Jujur harus kita akui dan sadari bahwa posisi fakir miskin dalam mendukung usaha para aghniya (orang kaya) sangatlah berarti, baik melalui interaksi antar mereka maupun melalui do’anya, karena do’a para dhuafa Insya Allah akan makbul. Sebaliknya dengan santunan para aghniya dari zakatnya kepada fakir miskin, sangat membantu kesejahteraan hidup mereka, dan dengan demikian keharmonisan dan rasa ukhuwah akan terwujud dengan baik.

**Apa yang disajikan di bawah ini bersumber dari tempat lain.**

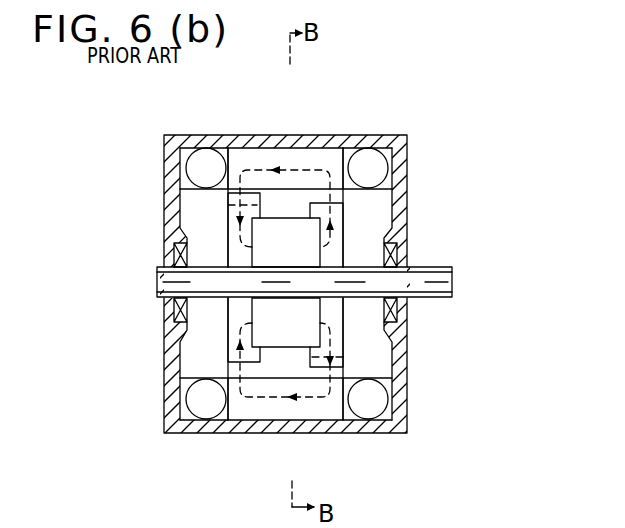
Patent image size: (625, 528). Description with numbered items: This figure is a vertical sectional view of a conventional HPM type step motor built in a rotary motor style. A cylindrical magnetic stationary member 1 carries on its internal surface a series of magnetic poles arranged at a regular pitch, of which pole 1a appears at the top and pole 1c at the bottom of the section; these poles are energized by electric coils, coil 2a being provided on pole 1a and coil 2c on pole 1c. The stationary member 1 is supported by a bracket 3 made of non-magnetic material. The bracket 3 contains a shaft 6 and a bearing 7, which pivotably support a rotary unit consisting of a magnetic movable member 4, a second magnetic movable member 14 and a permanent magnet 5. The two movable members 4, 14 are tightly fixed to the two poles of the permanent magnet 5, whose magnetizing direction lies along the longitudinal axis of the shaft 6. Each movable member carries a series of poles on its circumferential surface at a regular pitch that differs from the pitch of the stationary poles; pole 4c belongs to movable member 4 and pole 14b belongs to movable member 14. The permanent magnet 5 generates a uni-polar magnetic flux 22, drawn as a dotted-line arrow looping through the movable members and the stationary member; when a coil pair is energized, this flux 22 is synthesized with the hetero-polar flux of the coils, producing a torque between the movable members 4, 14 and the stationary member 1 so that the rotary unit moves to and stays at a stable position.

The magnetic stationary member 1 is at (316, 136).
The magnetic pole 1a is at (253, 154).
The magnetic pole 1c is at (327, 410).
The electric coil 2a is at (206, 158).
The electric coil 2c is at (206, 406).
The bracket 3 is at (171, 193).
The magnetic movable member 4 is at (337, 332).
The pole 4c is at (343, 367).
The permanent magnet 5 is at (312, 302).
The shaft 6 is at (453, 272).
The bearing 7 is at (173, 249).
The magnetic movable member 14 is at (238, 310).
The pole 14b is at (230, 193).
The magnetic flux 22 is at (281, 152).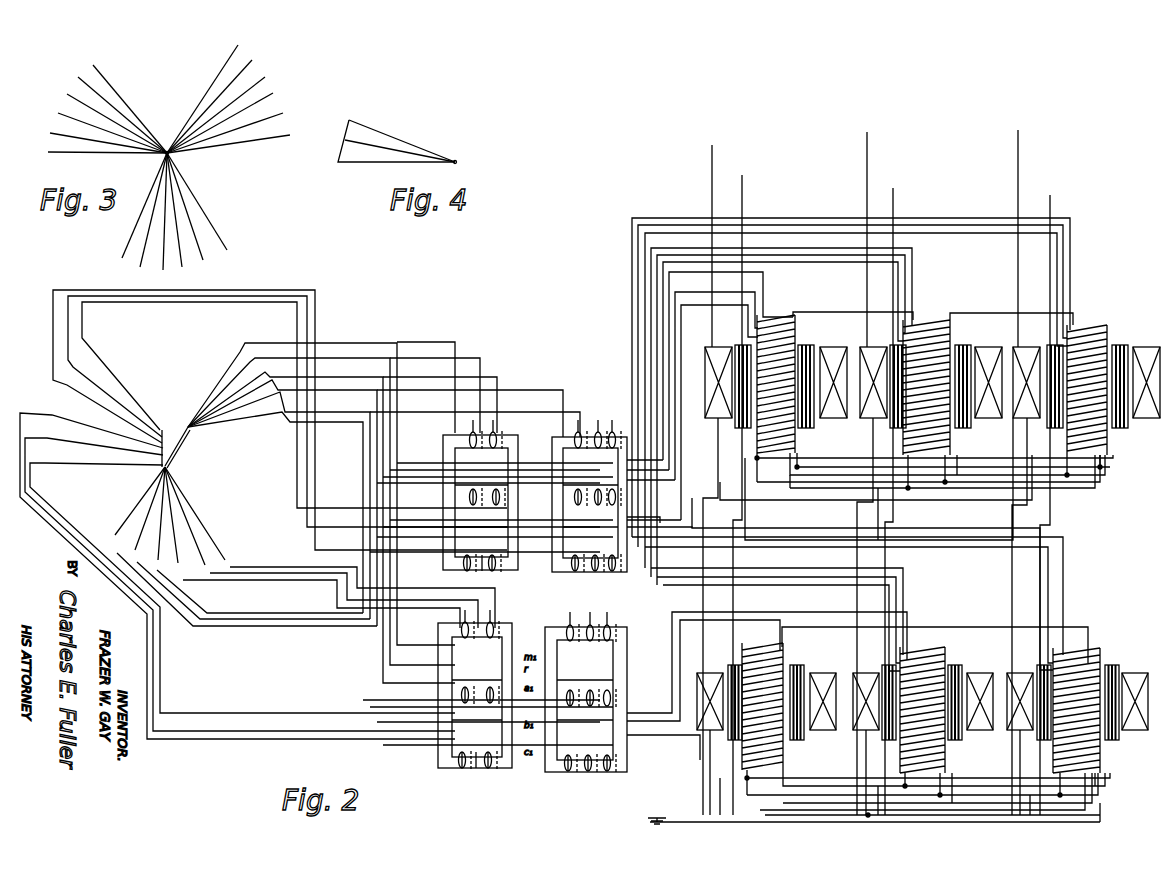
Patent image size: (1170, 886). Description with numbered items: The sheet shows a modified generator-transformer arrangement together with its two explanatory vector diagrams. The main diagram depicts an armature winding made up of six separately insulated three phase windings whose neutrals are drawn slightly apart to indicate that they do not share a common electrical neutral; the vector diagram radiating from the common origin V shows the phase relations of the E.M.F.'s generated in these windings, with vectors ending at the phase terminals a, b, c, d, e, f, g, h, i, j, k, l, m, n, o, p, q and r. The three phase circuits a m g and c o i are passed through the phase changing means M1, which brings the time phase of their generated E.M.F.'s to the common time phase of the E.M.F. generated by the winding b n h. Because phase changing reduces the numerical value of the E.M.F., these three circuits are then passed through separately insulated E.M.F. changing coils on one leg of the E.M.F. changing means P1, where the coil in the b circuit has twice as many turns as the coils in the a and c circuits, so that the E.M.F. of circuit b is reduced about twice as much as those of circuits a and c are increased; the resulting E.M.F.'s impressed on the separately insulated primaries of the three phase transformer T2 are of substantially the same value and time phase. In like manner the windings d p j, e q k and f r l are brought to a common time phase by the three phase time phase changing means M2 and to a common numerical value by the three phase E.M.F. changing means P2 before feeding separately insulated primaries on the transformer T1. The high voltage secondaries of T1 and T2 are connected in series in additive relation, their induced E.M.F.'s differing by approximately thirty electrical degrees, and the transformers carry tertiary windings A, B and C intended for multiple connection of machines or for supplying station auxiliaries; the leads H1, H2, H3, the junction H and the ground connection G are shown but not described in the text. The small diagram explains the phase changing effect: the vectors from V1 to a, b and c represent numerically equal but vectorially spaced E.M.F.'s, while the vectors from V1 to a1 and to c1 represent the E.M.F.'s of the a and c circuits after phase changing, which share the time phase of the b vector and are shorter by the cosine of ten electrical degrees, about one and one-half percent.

In FIG. 3, the common vector origin V is at (176, 160).
In FIG. 2, the common vector origin V is at (167, 462).
In FIG. 4, the vector origin V1 is at (466, 160).
In FIG. 3, the phase winding a is at (100, 153).
In FIG. 4, the phase winding a is at (389, 143).
In FIG. 2, the phase winding a is at (242, 586).
In FIG. 3, the phase winding b is at (102, 139).
In FIG. 4, the phase winding b is at (391, 145).
In FIG. 2, the phase winding b is at (240, 583).
In FIG. 3, the phase winding c is at (106, 129).
In FIG. 4, the phase winding c is at (394, 134).
In FIG. 2, the phase winding c is at (237, 581).
In FIG. 3, the phase winding d is at (111, 119).
In FIG. 2, the phase winding d is at (279, 420).
In FIG. 3, the phase winding e is at (117, 109).
In FIG. 2, the phase winding e is at (284, 414).
In FIG. 3, the phase winding f is at (125, 102).
In FIG. 2, the phase winding f is at (294, 429).
In FIG. 3, the phase winding g is at (202, 213).
In FIG. 2, the phase winding g is at (330, 547).
In FIG. 3, the phase winding h is at (189, 216).
In FIG. 2, the phase winding h is at (321, 547).
In FIG. 3, the phase winding i is at (176, 219).
In FIG. 2, the phase winding i is at (312, 526).
In FIG. 3, the phase winding j is at (161, 221).
In FIG. 2, the phase winding j is at (277, 496).
In FIG. 3, the phase winding k is at (149, 219).
In FIG. 2, the phase winding k is at (268, 510).
In FIG. 3, the phase winding l is at (139, 214).
In FIG. 2, the phase winding l is at (242, 546).
In FIG. 3, the phase winding m is at (207, 94).
In FIG. 2, the phase winding m is at (321, 493).
In FIG. 3, the phase winding n is at (213, 101).
In FIG. 2, the phase winding n is at (321, 509).
In FIG. 3, the phase winding o is at (218, 109).
In FIG. 2, the phase winding o is at (321, 525).
In FIG. 3, the phase winding p is at (224, 118).
In FIG. 2, the phase winding p is at (298, 499).
In FIG. 3, the phase winding q is at (229, 127).
In FIG. 2, the phase winding q is at (298, 502).
In FIG. 3, the phase winding r is at (230, 141).
In FIG. 2, the phase winding r is at (297, 511).
In FIG. 4, the vector end point a1 is at (349, 147).
In FIG. 4, the vector end point c1 is at (352, 134).
In FIG. 2, the three phase time phase changing means M2 is at (480, 481).
In FIG. 2, the three phase E.M.F. changing means P2 is at (589, 478).
In FIG. 2, the phase changing means M1 is at (475, 705).
In FIG. 2, the E.M.F. changing means P1 is at (586, 708).
In FIG. 2, the three phase transformer T1 is at (1103, 327).
In FIG. 2, the three phase transformer T2 is at (1097, 655).
In FIG. 2, the heater lead H1 is at (706, 233).
In FIG. 2, the heater lead H2 is at (868, 225).
In FIG. 2, the heater lead H3 is at (1021, 224).
In FIG. 2, the tertiary winding A is at (739, 486).
In FIG. 2, the tertiary winding B is at (891, 490).
In FIG. 2, the tertiary winding C is at (1047, 493).
In FIG. 2, the ground connection G is at (864, 818).
In FIG. 2, the junction H is at (866, 825).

Selanjutnya agar zakatnya para wajib zakat (muzakky) tepat sasaran dan tepat guna, sampai kepada mustahik khususnya fakir miskin, penyerahan zakat dilakukan melalui Lembaga Pengumpul Zakat yang resmi dibentuk oleh pemerintah yaitu BAZNAS atau mendapat izin dari pemerintah yaitu LAZ. Karena lembaga-lembaga dimaksud akan melakukan pengelolaan zakat, infaq dan shadaqah secara professional dan proporsional serta keberadaan dan kewenangannya secara hukum dilindungi oleh Undang-Undang Republik Indonesia No.23 Tahun 2011 tentang Pengelolaan Zakat.
Mudah-mudahan hal terebut semakin memotivasi umat Islam yang mampu untuk menunaikan zakatnya dan tanpa ragu menyerahkan melalui Lembaga Amil Zakat BMI.